Immer erklärte ich das es eine Pigmentstörung sei,Mastzellen genannt. Schätzungsweise 60-70 Ärzte haben dieses Flecken gesehen. Doch keiner kam auf die Idee da mal genauer nach zu haken.

 

Die letzten Jahre hatte ich immer mehr „Wehwehchen“ die sich keiner erklären konnte.Kreislaufprobleme,Herzrasen,unerklärliche Übelkeit usw.

Ich hatte mich von meinen ersten Mann getrennt, weil er mir das Leben zur Hölle gemacht hatte.

Somit wurden meine „Wehwehchen“ immer auf die Psyche geschoben. „Das ist alles psychisch bedingt.Sie können nichts dafür.Das ist ihr Unterbewusstsein“. Doch damit wollte ich mich nicht zufrieden geben. Ich machte mich selber auf der Suche nach meinen Problemen. Leider erfolglos.

 

Meine Blutwerte waren alle Top. Nur mein Entzündungswert war schon viele Jahre sehr hoch. Ging nie runter. Auch deshalb wurde ich von einem Arzt zum anderen geschickt. Und wieder in die „Psychoschublade“ geschoben.

 

Vor 3 Jahren bekam ich gesundheitliche Probleme mit meinen kaputten Knochen. Schon mit 40 sagte mir ein Orthopäde,ich hätte die Knochen verschlissen wie ein 60 jähriger Mann, der 40 Jahre hart auf dem Bau gearbeitet hätte.

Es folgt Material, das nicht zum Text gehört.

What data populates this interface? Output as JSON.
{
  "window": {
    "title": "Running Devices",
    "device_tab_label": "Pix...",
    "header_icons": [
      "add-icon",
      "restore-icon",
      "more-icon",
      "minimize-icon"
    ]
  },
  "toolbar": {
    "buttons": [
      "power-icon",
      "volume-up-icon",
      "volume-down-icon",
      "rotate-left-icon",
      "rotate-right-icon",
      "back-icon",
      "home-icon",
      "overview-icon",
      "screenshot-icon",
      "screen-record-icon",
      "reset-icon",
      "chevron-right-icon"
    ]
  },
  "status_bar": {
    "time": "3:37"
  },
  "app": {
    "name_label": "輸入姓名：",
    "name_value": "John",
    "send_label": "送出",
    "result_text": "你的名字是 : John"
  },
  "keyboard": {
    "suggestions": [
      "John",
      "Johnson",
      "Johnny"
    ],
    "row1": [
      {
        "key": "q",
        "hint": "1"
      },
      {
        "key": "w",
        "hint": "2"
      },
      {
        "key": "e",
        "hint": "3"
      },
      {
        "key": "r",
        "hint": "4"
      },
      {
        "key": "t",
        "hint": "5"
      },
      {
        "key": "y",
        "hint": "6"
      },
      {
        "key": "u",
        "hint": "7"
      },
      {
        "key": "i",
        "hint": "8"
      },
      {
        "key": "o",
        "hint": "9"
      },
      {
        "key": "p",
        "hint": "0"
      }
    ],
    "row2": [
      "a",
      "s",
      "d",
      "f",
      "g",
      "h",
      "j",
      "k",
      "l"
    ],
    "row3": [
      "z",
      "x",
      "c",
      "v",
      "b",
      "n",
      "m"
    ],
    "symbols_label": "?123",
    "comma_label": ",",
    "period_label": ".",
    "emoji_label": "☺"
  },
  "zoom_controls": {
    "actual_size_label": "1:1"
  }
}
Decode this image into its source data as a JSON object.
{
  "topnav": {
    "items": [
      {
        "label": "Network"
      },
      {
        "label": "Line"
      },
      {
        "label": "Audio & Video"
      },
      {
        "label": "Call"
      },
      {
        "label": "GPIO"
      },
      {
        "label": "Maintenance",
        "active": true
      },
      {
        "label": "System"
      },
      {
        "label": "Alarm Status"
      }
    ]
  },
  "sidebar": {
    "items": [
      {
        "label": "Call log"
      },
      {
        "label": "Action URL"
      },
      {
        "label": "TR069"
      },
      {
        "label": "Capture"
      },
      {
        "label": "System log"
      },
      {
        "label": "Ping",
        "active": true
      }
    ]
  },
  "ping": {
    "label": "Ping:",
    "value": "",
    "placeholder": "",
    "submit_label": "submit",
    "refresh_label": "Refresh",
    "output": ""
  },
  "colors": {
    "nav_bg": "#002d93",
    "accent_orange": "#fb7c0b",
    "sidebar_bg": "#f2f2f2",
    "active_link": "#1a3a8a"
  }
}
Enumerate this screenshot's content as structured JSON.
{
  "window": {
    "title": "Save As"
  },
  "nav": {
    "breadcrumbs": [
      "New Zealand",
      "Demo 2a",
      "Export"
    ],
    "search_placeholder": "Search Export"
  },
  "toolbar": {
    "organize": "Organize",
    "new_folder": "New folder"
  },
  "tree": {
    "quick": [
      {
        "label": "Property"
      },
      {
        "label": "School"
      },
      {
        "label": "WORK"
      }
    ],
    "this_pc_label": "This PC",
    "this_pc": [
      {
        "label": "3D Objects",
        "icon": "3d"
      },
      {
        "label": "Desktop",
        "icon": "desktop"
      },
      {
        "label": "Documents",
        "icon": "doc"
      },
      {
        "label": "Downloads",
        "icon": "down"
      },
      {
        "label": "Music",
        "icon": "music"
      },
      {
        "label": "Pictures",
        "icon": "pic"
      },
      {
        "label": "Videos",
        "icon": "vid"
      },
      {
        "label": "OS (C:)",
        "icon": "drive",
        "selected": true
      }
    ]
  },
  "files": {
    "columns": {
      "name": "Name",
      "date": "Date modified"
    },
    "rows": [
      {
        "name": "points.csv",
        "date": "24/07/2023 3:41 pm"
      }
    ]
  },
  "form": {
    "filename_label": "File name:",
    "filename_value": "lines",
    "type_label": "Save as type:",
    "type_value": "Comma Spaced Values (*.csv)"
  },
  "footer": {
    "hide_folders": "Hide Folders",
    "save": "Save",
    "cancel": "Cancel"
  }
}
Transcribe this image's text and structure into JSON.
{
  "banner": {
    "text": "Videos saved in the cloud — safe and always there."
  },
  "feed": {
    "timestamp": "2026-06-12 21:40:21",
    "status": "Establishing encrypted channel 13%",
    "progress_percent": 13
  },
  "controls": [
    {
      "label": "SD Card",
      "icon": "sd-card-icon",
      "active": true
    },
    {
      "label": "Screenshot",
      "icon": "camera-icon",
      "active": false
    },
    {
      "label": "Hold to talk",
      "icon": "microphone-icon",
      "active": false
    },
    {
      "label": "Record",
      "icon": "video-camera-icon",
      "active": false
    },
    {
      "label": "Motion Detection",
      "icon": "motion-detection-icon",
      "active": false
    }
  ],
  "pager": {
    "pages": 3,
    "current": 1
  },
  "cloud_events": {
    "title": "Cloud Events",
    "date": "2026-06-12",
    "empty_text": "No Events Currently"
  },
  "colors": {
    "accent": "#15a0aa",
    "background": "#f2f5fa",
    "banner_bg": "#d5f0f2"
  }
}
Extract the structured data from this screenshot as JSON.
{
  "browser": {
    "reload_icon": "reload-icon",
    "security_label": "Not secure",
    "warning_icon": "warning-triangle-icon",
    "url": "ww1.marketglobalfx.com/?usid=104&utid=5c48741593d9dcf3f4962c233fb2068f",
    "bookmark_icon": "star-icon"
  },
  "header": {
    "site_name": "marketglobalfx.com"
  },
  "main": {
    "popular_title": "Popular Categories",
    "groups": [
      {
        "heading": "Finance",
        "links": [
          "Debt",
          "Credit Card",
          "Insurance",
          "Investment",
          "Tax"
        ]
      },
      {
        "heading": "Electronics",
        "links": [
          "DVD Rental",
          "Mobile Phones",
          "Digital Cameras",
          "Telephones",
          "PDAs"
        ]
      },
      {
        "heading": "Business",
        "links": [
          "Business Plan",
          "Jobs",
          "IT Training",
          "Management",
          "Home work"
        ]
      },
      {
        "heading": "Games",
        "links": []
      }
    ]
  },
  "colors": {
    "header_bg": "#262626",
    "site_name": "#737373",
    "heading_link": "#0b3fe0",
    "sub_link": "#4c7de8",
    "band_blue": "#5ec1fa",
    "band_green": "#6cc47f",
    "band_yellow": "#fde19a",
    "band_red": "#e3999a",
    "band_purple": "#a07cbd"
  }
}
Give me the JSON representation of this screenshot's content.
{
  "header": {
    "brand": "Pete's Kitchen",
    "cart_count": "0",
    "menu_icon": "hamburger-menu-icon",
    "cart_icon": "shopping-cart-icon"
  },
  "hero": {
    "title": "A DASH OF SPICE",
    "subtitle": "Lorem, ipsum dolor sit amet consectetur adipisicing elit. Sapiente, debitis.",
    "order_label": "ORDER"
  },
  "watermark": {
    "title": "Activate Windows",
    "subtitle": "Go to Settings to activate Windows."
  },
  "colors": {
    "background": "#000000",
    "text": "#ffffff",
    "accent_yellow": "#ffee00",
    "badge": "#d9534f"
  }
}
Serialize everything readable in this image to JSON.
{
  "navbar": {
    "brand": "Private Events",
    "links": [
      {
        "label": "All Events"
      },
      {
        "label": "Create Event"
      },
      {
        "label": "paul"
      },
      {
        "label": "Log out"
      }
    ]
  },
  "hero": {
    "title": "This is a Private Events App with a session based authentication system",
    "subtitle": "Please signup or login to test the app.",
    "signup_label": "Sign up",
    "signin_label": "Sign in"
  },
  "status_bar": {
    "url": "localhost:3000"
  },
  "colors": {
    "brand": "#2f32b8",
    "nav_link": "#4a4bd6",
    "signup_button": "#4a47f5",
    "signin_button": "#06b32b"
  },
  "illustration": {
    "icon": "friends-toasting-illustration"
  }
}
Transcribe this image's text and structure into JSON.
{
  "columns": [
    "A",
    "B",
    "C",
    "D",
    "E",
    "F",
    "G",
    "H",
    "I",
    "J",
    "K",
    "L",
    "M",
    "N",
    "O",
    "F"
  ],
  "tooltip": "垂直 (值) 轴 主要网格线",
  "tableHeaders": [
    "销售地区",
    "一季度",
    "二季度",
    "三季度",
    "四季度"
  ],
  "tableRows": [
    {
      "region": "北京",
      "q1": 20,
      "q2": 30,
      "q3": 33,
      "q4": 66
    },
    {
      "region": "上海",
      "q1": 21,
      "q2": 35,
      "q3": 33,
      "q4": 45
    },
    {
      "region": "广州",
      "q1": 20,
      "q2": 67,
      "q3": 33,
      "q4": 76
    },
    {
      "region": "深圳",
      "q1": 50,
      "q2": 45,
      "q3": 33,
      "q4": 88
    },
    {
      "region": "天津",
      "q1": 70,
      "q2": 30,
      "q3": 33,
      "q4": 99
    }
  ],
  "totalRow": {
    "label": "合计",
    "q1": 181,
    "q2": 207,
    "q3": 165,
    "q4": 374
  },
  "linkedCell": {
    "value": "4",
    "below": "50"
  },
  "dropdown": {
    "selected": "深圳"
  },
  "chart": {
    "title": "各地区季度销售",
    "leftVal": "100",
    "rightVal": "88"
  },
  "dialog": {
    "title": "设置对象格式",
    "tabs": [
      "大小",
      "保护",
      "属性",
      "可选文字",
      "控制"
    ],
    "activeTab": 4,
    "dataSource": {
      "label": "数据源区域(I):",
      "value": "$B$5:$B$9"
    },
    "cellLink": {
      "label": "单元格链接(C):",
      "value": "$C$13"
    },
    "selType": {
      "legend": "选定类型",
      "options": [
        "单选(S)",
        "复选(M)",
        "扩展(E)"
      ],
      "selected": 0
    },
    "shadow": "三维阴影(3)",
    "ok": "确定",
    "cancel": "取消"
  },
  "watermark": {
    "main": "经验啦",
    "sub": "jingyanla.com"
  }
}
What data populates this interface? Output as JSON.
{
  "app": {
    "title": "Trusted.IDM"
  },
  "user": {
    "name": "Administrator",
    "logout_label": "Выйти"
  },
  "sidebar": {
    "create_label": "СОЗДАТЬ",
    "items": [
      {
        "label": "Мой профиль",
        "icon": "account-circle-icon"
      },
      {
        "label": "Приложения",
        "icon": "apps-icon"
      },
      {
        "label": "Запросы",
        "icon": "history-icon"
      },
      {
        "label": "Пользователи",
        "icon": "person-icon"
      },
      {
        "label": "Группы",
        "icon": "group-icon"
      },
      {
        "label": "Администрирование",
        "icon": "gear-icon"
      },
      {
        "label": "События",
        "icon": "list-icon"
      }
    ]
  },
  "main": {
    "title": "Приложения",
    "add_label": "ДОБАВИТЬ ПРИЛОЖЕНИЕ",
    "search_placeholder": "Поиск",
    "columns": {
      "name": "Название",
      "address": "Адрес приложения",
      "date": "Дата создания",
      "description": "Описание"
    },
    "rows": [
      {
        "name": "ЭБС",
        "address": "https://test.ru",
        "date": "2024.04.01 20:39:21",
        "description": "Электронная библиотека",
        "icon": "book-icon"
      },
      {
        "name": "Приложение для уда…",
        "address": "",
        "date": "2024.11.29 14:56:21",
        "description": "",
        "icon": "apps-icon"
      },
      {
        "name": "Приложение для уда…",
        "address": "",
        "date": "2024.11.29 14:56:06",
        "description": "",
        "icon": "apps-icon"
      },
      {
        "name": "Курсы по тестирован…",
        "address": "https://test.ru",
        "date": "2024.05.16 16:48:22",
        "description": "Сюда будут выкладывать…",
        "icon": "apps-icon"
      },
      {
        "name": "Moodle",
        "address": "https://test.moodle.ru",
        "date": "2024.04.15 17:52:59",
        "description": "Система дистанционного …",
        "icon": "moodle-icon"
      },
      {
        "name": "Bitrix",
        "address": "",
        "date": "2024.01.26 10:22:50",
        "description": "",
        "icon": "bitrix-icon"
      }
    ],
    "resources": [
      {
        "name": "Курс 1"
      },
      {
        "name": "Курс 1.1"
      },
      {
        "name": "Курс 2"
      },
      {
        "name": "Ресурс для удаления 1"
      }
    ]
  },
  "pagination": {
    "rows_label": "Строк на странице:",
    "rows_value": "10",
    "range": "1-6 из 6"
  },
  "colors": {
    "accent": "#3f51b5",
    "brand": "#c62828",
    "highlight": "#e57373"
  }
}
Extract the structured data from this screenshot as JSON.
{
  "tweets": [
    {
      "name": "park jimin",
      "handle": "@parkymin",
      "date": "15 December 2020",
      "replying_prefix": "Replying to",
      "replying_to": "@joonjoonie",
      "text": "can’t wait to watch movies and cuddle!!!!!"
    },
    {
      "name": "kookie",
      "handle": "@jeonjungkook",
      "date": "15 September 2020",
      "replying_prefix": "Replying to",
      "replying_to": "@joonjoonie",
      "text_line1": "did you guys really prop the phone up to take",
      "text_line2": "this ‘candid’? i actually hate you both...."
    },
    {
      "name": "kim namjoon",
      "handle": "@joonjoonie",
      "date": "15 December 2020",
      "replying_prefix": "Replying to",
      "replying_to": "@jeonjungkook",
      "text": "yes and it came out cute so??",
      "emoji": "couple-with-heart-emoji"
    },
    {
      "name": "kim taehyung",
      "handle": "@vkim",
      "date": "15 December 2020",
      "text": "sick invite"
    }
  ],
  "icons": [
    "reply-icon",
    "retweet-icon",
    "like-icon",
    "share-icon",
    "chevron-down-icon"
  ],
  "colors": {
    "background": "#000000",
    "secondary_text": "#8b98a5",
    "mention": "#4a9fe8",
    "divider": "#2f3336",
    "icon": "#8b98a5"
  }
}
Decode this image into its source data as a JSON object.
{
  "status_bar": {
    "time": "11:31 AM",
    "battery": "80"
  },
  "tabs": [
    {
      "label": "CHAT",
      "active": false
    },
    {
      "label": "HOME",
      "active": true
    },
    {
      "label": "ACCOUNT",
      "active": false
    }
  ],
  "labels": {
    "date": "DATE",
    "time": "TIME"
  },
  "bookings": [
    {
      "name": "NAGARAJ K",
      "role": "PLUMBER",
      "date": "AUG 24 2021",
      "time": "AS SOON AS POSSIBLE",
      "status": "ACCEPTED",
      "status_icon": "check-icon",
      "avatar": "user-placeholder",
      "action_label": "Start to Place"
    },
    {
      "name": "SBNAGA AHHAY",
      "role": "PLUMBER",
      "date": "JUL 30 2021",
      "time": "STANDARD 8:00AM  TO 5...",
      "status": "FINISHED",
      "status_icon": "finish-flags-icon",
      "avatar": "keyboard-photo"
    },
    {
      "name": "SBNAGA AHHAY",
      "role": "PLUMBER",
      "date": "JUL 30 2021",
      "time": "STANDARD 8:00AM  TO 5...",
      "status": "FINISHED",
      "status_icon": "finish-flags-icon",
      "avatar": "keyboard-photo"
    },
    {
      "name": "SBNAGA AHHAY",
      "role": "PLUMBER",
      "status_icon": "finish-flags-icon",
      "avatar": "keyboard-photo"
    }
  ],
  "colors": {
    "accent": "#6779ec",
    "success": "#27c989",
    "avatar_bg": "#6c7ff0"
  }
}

Hinzu kamen große Probleme durch meinen Exmann.Mein Halbtagsjob stresste enorm (statt 83 Stunden im Monat arbeitete ich 180-200 ). Und das in einem sehr schlechten räumlichen Klima.

 

Zu dem Zeitpunkt hatte ich schon ca 8 Jahre Restless Legs. Unruhige Beine. Ich war Medikamentös eigentlich gut eingestellt. Mit einem mal fingen aber meine Arme auch immer mehr an unruhig zu werden.Zu zittern.Verdacht auf Tremor.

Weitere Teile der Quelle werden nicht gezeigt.